Otto: A follow up on that simple POP3 service that appears to be supported in the Web edition: Do you know if it has a Web front-end at all?

Bill: Actually, it does have a Web front-end. I remember going into the Add/Remove Programs and seeing that it did indeed have a Web-based management option. I haven't used it, so I can't speak about how it works or anything else, but I remember seeing it there.

Otto: Okay. That's definitely good to know. There appears to be a new security release regarding MDAC. Do you know if that issue is going to affect IIS 6.0?

Bill: It's a question of whether that bug is in Windows .NET Server 2003. I believe the answer is no; however, that is a great thing to follow up on. I believe if it is applicable it would be posted to the preview newsgroups. The bulletins now state the applicability of the bug to beta releases. If it's not in the bulletins, I'm fairly confident it's not applicable to Windows .NET Server 2003.

Chris: It currently doesn't show up on the bulletins.

{Follow-up answer: No, the MDAC bulletin does not apply to Windows .NET Server 2003.}

Otto: This next question seems to be related to IIS 5.0 and licensing.
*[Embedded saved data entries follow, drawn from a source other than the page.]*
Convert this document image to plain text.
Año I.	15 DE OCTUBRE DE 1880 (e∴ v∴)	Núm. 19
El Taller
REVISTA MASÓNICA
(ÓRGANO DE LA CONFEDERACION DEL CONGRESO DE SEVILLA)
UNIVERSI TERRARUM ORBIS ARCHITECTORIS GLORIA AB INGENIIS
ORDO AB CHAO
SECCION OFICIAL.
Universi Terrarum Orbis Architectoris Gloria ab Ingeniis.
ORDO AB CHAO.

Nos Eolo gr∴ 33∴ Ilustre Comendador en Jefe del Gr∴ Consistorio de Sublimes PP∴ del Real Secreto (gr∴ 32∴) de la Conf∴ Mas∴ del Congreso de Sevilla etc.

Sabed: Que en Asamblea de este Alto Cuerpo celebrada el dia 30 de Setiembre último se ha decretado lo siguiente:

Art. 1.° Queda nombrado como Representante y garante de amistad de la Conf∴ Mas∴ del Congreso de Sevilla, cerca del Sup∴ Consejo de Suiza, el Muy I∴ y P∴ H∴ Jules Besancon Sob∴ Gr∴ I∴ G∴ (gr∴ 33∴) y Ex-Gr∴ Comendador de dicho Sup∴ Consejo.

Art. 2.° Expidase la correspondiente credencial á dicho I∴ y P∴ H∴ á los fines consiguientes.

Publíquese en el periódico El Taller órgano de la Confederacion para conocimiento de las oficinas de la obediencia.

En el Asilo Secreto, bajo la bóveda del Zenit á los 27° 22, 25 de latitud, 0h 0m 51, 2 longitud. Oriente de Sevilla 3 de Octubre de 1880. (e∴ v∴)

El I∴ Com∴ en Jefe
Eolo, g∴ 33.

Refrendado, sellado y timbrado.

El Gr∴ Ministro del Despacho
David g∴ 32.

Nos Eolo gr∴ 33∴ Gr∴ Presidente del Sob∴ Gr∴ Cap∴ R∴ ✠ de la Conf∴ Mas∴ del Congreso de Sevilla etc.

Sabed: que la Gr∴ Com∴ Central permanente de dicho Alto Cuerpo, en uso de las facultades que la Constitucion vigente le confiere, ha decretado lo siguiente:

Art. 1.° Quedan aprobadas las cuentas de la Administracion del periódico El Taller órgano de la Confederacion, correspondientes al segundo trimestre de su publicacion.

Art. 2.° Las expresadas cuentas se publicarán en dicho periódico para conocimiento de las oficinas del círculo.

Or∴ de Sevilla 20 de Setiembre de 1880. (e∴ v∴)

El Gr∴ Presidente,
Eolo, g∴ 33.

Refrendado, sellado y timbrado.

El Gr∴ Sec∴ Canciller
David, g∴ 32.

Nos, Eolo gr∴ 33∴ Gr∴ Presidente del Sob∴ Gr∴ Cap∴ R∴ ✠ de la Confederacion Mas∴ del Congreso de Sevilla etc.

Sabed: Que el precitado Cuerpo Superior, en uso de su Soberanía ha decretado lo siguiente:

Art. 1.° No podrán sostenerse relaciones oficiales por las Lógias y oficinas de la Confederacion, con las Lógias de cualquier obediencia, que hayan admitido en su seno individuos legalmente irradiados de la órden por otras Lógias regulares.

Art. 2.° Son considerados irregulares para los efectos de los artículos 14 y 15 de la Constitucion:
Let me ask it just in case. I'm not sure if we can speak to this or not, but the question is: Is that to say that IIS 5.0 with Terminal Services can be used for Remote Desktop for unlimited use? If so, then how is the license used? Is it just like desktops, or just under a Terminal Services license? Do we know?

Bill: Unfortunately, I'm not a licensing expert and I can't give you that answer.

Otto: Is there a URL that you know of that we could point that user to?

Chris: I can only say that, and this is from an IIS support standpoint, that Windows NT 4.0 and Terminal Server and were separated as two different SKUs. At that time, IIS 4.0 wasn't officially supported. I don't have that article. It wasn't supported on Terminal Server Edition. For IIS 5.0, in Windows 2000, Terminal Services merged with the operating system.

We do often allow remote administration of Web servers, but in that general plane, IIS and Terminal Services are separated. One is one application, and one is another, so you can today, in IIS 5.0, with just your five client access licenses or more, definitely remote administer —remote in, log onto your server, and check things out. I think the bigger question at hand, and we still have to follow up on this afterward, is that there's confusion about whether I actually own licenses for application mode, and does IIS support that. I can say that in IIS 5.0 we did not. I don't know if that's something that has changed in IIS 6.0, but we can look into it.

{Follow-up answer: The basic server license in Windows 2000 Server covers remote administration scenarios. No additional client access is required.}

Otto: With that, it appears that we've answered all the questions that were submitted to the queue today. I definitely want to thank everyone for joining us and hope that all this information was useful to you. I want to thank our presenters for coming in and giving us an excellent presentation and a lot of really good information during this Q&A.

As we end the show today, if you have any suggestions for future topics, comments about the session today, or even comments on the WebCast program as a whole, that feedback is absolutely important to us. Please send your feedback to supweb@microsoft.com.

There is one last question. It looks like we do have a couple of minutes. I'll ask it quickly: Is there a tool available to migrate Apache Web servers over to IIS 6.0?

Bill: There is indeed a tool that is being tested right now and that will be available at launch to help you migrate from Apache. We want customers to use that tool.

Otto: Thank you. We hope that everyone has the opportunity to tune in again soon. Thank you all, and have a great day.